Critics assail Afghan law that ‘legalizes rape’

KABUL — A new Afghan law makes it legal for men to rape their wives, human rights groups and some Afghan lawmakers said today, accusing President Hamid Karzai of signing the legislation to bolster his re-election prospects.

Critics worry the legislation undermines hard-won rights for women enacted after the fall of the Taliban’s strict Islamist regime.

The law — which some lawmakers say was never debated in parliament — is intended to regulate family life inside Afghanistan’s Shiite community, which makes up about 20 percent of this country of 30 million people. The law does not affect Afghan Sunnis.

One of the most controversial articles stipulates the wife “is bound to preen for her husband as and when he desires.”

“As long as the husband is not traveling, he has the right to have sexual intercourse with his wife every fourth night,” Article 132 of the law says. “Unless the wife is ill or has any kind of illness that intercourse could aggravate, the wife is bound to give a positive response to the sexual desires of her husband.”

One provision also appears to protect the woman’s right to sex inside marriage saying the “man should not avoid having sexual relations with his wife longer than once every four months.”

The law’s critics say Karzai signed the legislation in the past month only for political gains several months before the country’s presidential election.

The United Nations Development Fund for Women, or UNIFEM, said the law “legalizes the rape of a wife by her husband.”

“The law violates women’s rights and human rights in numerous ways,” a UNIFEM statement said.
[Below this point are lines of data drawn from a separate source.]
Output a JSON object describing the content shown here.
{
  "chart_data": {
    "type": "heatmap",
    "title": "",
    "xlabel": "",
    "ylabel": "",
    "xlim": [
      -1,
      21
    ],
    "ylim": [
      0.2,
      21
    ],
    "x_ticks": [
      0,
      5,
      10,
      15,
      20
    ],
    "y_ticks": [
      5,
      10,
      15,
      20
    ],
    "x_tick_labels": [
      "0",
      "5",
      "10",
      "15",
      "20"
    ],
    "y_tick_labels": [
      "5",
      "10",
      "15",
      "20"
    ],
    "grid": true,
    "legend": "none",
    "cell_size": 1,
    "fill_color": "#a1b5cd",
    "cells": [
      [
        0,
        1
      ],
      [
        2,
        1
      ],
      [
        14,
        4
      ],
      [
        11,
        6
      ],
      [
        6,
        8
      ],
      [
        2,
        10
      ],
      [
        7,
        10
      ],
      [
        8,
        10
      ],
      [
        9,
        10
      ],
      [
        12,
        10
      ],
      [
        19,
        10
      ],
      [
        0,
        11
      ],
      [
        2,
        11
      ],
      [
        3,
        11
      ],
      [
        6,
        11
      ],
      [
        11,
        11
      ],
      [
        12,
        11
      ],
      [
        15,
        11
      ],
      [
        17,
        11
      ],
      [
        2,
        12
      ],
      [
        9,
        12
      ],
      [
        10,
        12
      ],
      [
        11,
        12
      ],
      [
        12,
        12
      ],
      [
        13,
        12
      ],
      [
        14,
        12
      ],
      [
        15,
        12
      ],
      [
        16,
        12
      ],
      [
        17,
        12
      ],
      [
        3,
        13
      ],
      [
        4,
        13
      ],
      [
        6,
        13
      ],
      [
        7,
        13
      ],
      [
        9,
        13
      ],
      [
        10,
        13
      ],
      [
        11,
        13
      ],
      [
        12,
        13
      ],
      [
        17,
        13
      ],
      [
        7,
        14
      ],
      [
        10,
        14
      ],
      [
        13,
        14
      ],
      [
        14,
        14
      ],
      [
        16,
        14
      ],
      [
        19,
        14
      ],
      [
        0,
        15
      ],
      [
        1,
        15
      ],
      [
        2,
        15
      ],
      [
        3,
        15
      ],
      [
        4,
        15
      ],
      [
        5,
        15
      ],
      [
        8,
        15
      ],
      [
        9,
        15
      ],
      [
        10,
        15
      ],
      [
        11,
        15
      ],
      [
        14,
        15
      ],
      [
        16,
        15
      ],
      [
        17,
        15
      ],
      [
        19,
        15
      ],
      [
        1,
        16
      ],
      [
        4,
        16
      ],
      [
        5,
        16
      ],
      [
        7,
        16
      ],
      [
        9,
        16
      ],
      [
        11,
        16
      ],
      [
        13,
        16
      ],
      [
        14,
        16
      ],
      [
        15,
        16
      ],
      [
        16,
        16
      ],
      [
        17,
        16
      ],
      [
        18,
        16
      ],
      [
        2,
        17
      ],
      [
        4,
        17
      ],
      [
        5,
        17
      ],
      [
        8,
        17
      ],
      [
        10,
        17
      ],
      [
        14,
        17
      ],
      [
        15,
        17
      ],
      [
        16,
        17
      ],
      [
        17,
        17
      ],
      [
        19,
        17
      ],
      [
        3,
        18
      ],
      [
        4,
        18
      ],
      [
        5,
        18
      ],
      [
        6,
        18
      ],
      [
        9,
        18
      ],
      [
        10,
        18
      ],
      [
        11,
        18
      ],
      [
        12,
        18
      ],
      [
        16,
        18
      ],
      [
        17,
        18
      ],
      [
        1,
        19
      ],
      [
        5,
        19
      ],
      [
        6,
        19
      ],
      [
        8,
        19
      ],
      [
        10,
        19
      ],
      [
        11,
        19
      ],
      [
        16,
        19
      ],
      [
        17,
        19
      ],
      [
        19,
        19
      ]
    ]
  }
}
The strongest criticism came from Canada, a country that has lost 116 soldiers fighting the Taliban and spent up to $8 billion to support the Karzai government.

“The concept that women are full human beings with human rights is very, very central to the reason the international community is engaged in this country,” Canadian Prime Minister Stephen Harper said this week in London, where he’s attending the G-20 summit.

Canadian Defense Minister Peter MacKay said he will use this week’s NATO summit to put “direct” pressure on his Afghan counterparts to abandon the legislation.

The issue of women’s rights is a continuous source of tension between the country’s conservative establishment and more liberal members of society. The Taliban government that ruled Afghanistan from 1996 to 2001 banned women from appearing in public without a body-covering burqa and a male escort from her family.

Much has improved since then. Millions of girls now attend school and many women own businesses. Of 351 parliamentarians, 89 are women.

But in this staunchly conservative country, critics fear those gains could easily be reversed.

Fawzia Kufi, a lawmaker who opposed the legislation, said several of its articles undermine constitutional and human rights of women as equals and take the country backward.

“All the efforts that were made in the last seven years to enhance women’s rights will be undermined,” Kufi said.

Karzai has not commented on the law. A spokesman, Waheed Omar, said the president is “aware of the discussion surrounding the law, and is looking into the matter.”

Brad Adams, the Asia director for the New York-based Human Rights Watch, said the law is a “dramatic setback for women’s rights.”

“It directly contradicts the freedoms enshrined in the Afghan constitution and the international conventions that Afghanistan has signed up to that guarantee the rights of women,” Adams said.

Safia Sidiqi, a lawmaker from Nangarhar province who condemned the legislation, said she cannot remember parliament debating or even voting on the law and she does not know how it came to be signed by Karzai. She called for the law to be recalled to parliament for debate.

“It is impossible in a two-month session for parliament to pass a law more than 200 pages long,” she said of the 263-page law.

Sayed Hossain Alemi Balkhi, a Shiite lawmaker involved in drafting it, defended the legislation saying it gives more rights to women than even Britain or the United States does. He said the law makes women safer and ensures the husband is obliged to provide for her.

As Karzai seeks re-election later this year, he is courting voters in the Shiite community, Kufi said. Women voters are presumed to vote as their husbands do.

“Women’s basic freedoms are being sacrificed for the political and electoral gain of a few parliamentarians,” Human Rights Watch’s Adams said.